Gefahr gehe von den frisch befallenen Bäumen aus. Den Befall durch die vier bis fünf Millimeter großen Schädlinge erkennt man an dem Bohrmehl im unteren Stammbereich, das bei der Brutanlage ausgeworfen wird. Und dann heißt es rasch zu reagieren. Denn die Tiere vermehren sich schnell und exponentiell. Aus einem Borkenkäfer können laut Petercord leicht bis zu 100 000 neue entstehen.

Auch von gefällten Bäumen geht Gefahr aus

Da auch von einem gefällten Baum noch Gefahr ausgeht, empfiehlt Petercord den Abtransport in eine Holzlagerstätte. "Von dort aus kann man das Holz dann weiterverkaufen." Wie gut das geht, hängt von der jeweiligen Situation des Holzmarktes ab. Dem gehe es in Freising im regionalen Vergleich zwar gut, sagt Josef Denk, Vorsitzender der Waldbesitzervereinigung des Landkreises (WBV). Nichtsdestotrotz ist die Lage angespannt. Wer sein Holz deshalb nicht verkauft bekommt und es auch nicht schnell genug aus dem Wald bringen kann, hat trotzdem Optionen. "Zur Not kann man das Holz im Wald lagern und unter dem richtigen Einsatz von Insektizid behandeln", erklärt Petercord.

In den vergangenen vier Jahren beobachten die Experten eine Verschärfung der Borkenkäferproblematik, im vergangenen Jahr verursachten die Insekten in Bayern eine Schadholzmenge von 4,5 Millionen Festmetern. "Es war die größte Plage seit Ende das Zweiten Weltkriegs", so Ralf Petercord. Wie kritisch es in diesem Jahr wird, lässt sich aber nicht sagen. "Das Ausgangspotenzial für eine Gefährdungssituation ist hoch, aber alles andere gleicht dem Blick in die Glaskugel", sagt Holzner. Es hänge an den Waldbesitzern: Solange die befallenen Bäume rechtzeitig aus dem Wald entfernt würden, ließe sich die Situation im Griff behalten.
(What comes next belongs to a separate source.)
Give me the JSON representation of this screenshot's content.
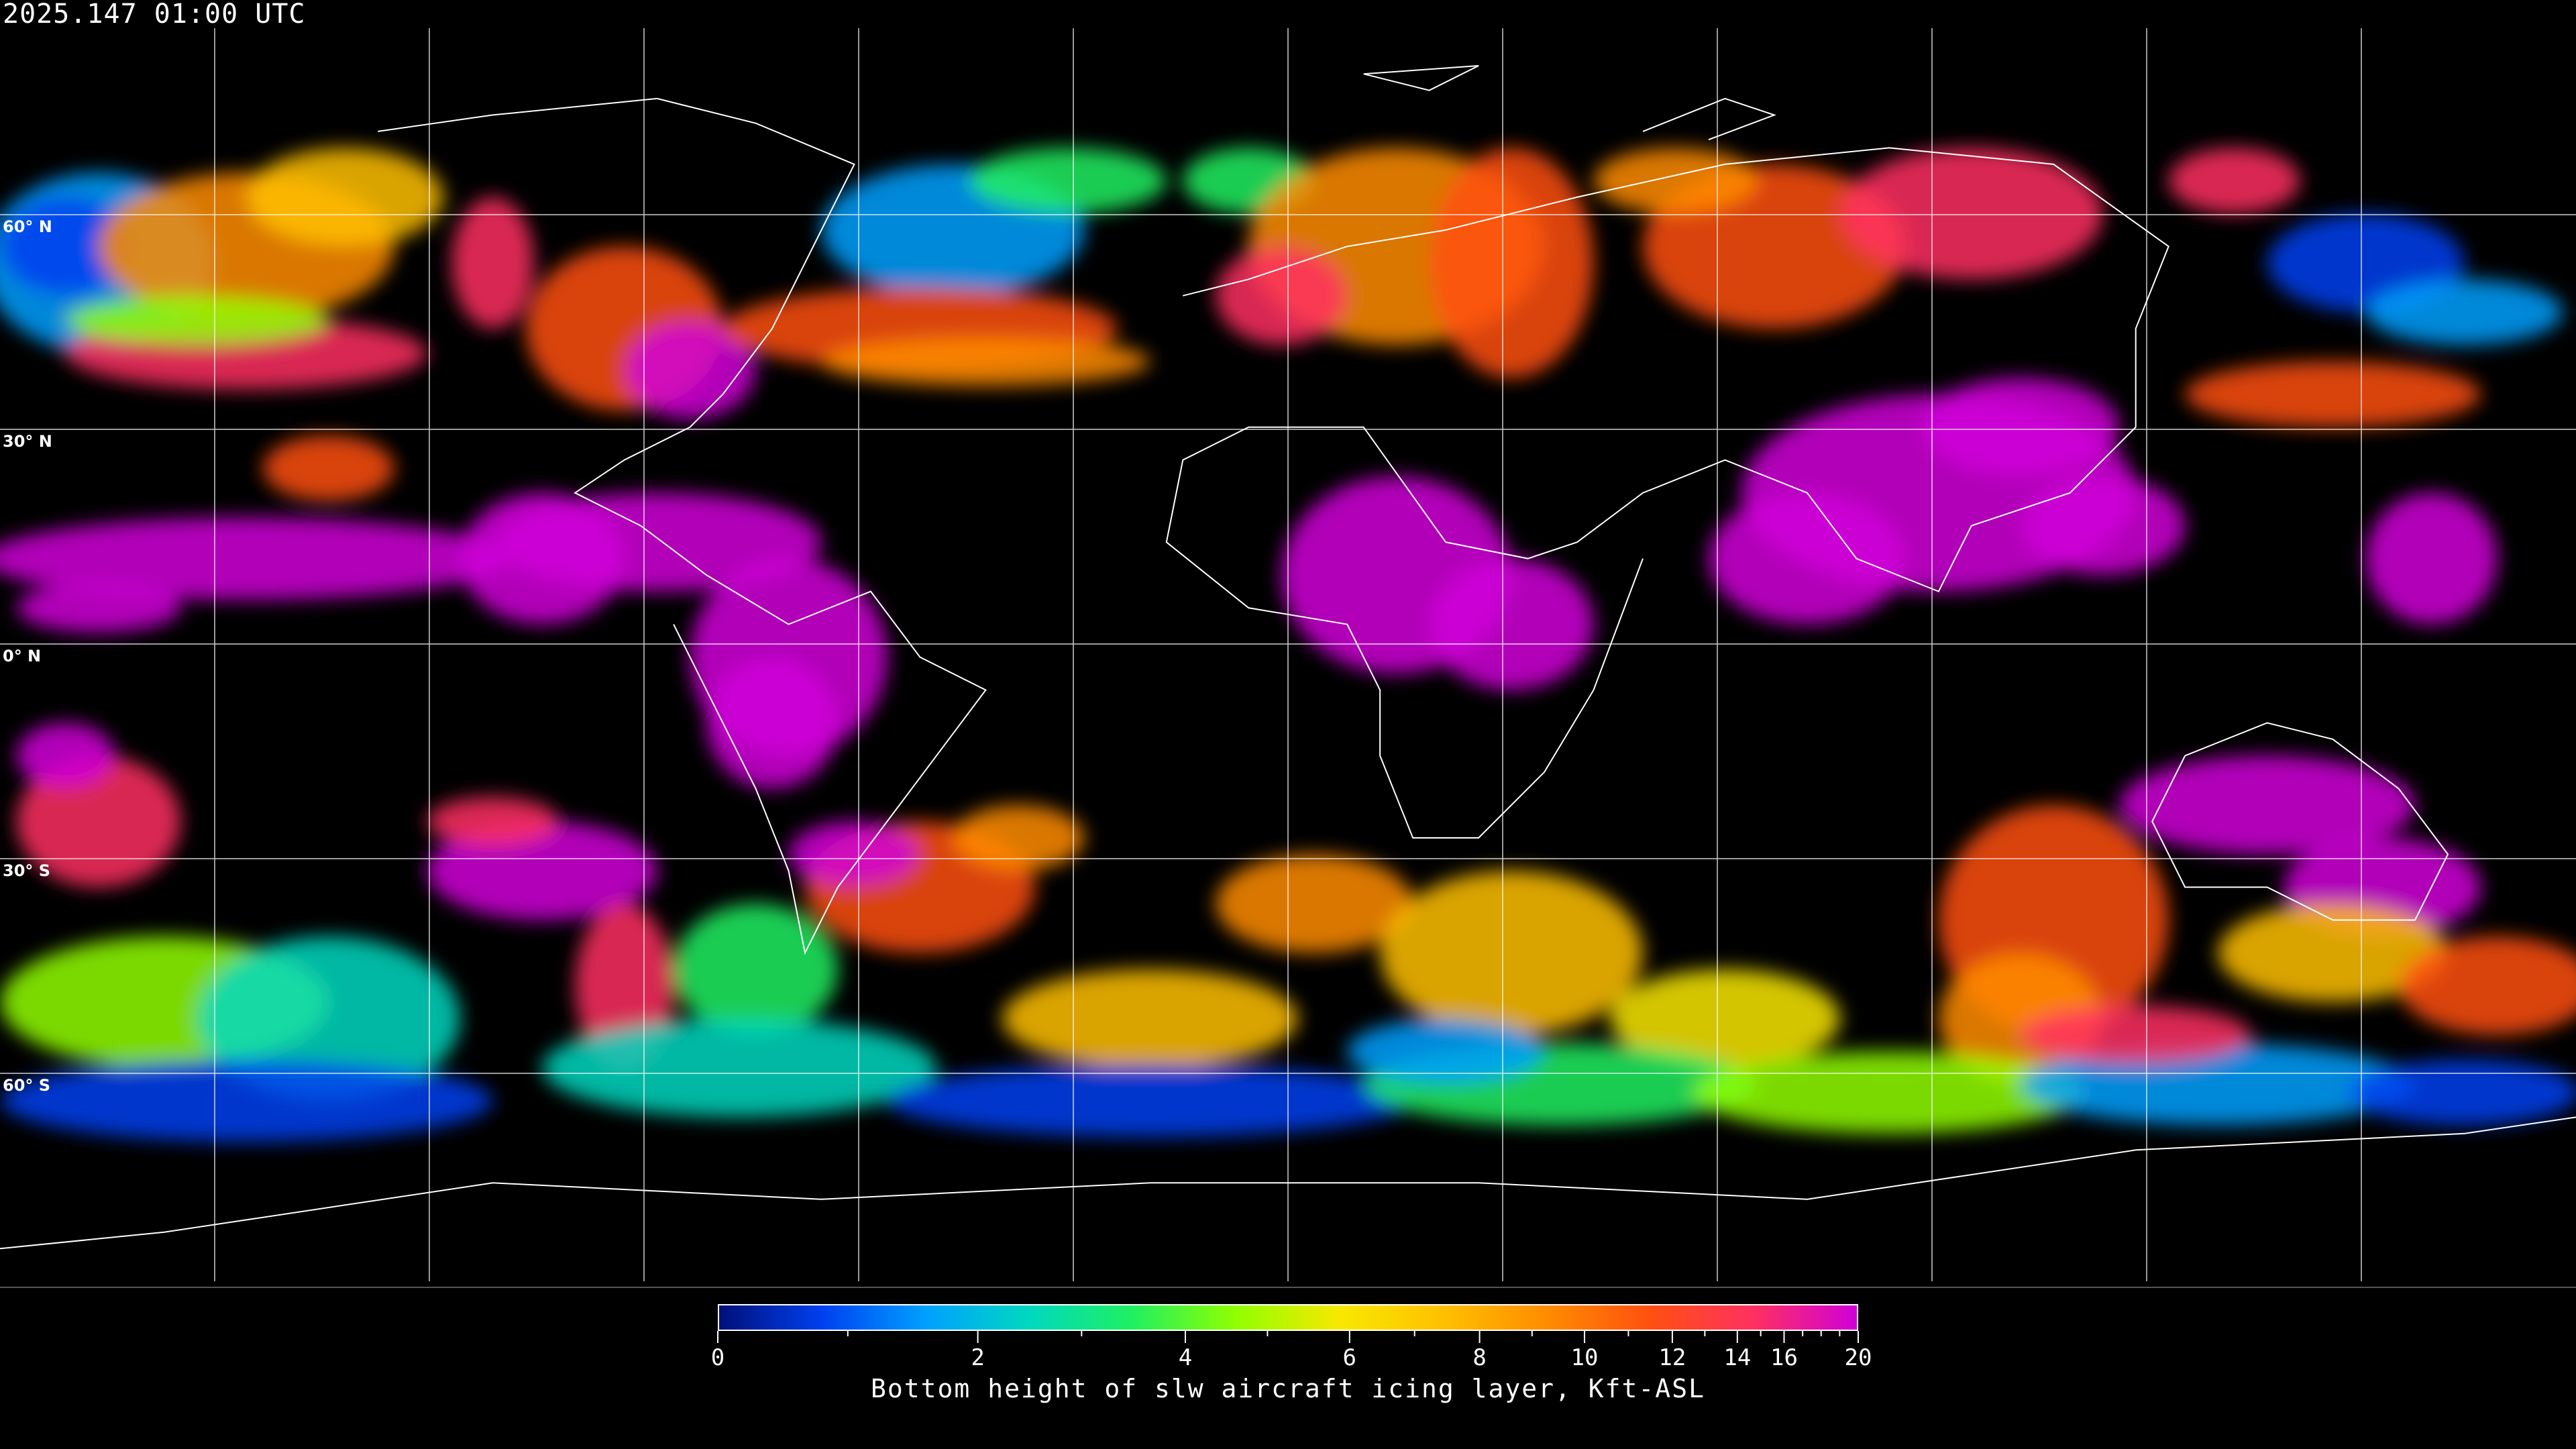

Beim LWF gibt es in der Borkenkäfersaison deshalb sogar immer wieder Stellenausschreibungen für Fachleute, die dann in bestimmten Waldgebieten regelmäßig kontrollieren.

Die aktuelle Ausbreitung der Borkenkäfer lässt sich für die Region Bayern beim Borkenkäfermonitoring der LWF verfolgen, zu finden unter borkenkaefer.org.